Ein Porträt von Petra Völzing

Klug und unbeirrbar nutzt die Hamburger Rechtsanwältin Roda Verheyen das deutsche Rechtssystem, um Klima- und Umweltschutz durchzusetzen.

Roda Verheyen als unnachgiebig zu bezeichnen, ist möglicherweise noch eine Untertreibung. Mit ihren Klagen und Rechtsgutachten für mehr Umwelt- und Klimaschutz bringt sie große Unternehmen und sogar ganze Regierungen in die Bredouille. Beim Gespräch erscheint sie allerdings ziemlich heiter und unbeschwert hinter ihrem wuscheligen Hund Nala auf der Handybildfläche. Danach schaltet sie den Bildschirm ab und macht sich auf den Weg. «Meine Tage sind ziemlich voll, daher nutze ich Telefongespräche gerne, um mir draußen etwas Bewegung zu verschaffen», erklärt sie lachend. Also erzählt sie bei einem zügigen Spaziergang durch den Alsterpark in Hamburg von ihrem bewegten Arbeitsleben.

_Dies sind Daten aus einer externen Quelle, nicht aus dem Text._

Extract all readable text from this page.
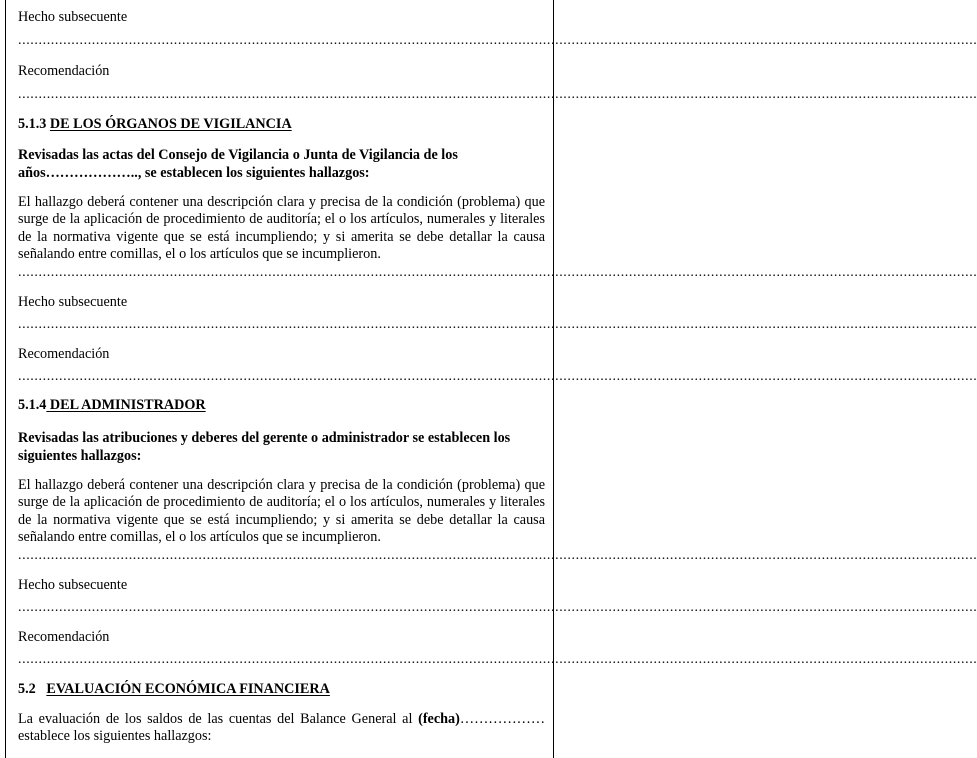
Hecho subsecuente
..........................................................................................................................................................................................................................................
Recomendación
..........................................................................................................................................................................................................................................
5.1.3 DE LOS ÓRGANOS DE VIGILANCIA
Revisadas las actas del Consejo de Vigilancia o Junta de Vigilancia de los
años……………….., se establecen los siguientes hallazgos:
El hallazgo deberá contener una descripción clara y precisa de la condición (problema) que surge de la aplicación de procedimiento de auditoría; el o los artículos, numerales y literales de la normativa vigente que se está incumpliendo; y si amerita se debe detallar la causa señalando entre comillas, el o los artículos que se incumplieron.
..........................................................................................................................................................................................................................................
Hecho subsecuente
..........................................................................................................................................................................................................................................
Recomendación
..........................................................................................................................................................................................................................................
5.1.4 DEL ADMINISTRADOR
Revisadas las atribuciones y deberes del gerente o administrador se establecen los
siguientes hallazgos:
El hallazgo deberá contener una descripción clara y precisa de la condición (problema) que surge de la aplicación de procedimiento de auditoría; el o los artículos, numerales y literales de la normativa vigente que se está incumpliendo; y si amerita se debe detallar la causa señalando entre comillas, el o los artículos que se incumplieron.
..........................................................................................................................................................................................................................................
Hecho subsecuente
..........................................................................................................................................................................................................................................
Recomendación
..........................................................................................................................................................................................................................................
5.2 EVALUACIÓN ECONÓMICA FINANCIERA
La evaluación de los saldos de las cuentas del Balance General al (fecha)……………… establece los siguientes hallazgos:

2021 stand Roda Verheyen vor allem im Frühjahr in der Öffentlichkeit, als das Bundesverfassungsgericht in Karlsruhe einer Beschwerde weitgehend recht gab, die sie gemeinsam mit ihrem Kollegen Ulrich Wollenteit parallel zu drei weiteren Beschwerden aus anderen Kanzleien in Vertretung mehrerer Jugendlicher und Umweltschutzverbände eingereicht hatte. Die Richterinnen und Richter erkannten an, dass die Freiheits- und Grundrechte junger Menschen wegen unzureichenden Klimaschutzes schon heute verletzt werden – und befanden, dass die gesetzlich zulässigen Jahresemissionsmengen für Klimagase bis 2030 nicht mit den Grundrechten vereinbar seien. Der Grund: Es fehle ein klarer Reduktionspfad für Klimagase ab 2031, und somit könnten die schwersten Reduktionslasten nach hinten verschoben werden.

Ein bahnbrechendes Urteil

Die Bundesregierung musste daraufhin ihr Klimaschutzgesetz so nachbessern, dass die Pariser Klimaziele eingehalten werden, ohne die größte Reduktionslast auf die Zeit nach 2030 zu verlagern. «Das Urteil ist ein Paukenschlag», findet Roda Verheyen. «Es ist sehr wichtig, denn die Argumente zum Schutz der nächsten Generation sind in jedem Land anwendbar, in dem die Menschenrechte gelten.» Auf ihre Person bezogen will sie das alles aber nicht zu hoch gehängt wissen. «Ich bleibe eine ganz normale Anwältin», betont sie, gibt aber zu: «Natürlich erkläre ich viel und stehe zeitweise in der Öffentlichkeit, wobei ich es als Luxus empfinde, dass ich für meine Mandantinnen und Mandanten die Anliegen vertreten darf, die mir selbst wichtig sind.»

 

Eine junge Frau in einer Anwaltstrobe steht in einem voll besetzten Saal und gestikuliert lachend.
Roda Verheyen bei der Verhandlung zur Klimaklage von drei Bauernfamilien vor dem Berliner Verwaltungsgericht im Oktober 2019. Foto: Fabrizio Bensch / picture alliance, Reuters

Das Kampagne-Machen hängt mir eventuell bis heute nach.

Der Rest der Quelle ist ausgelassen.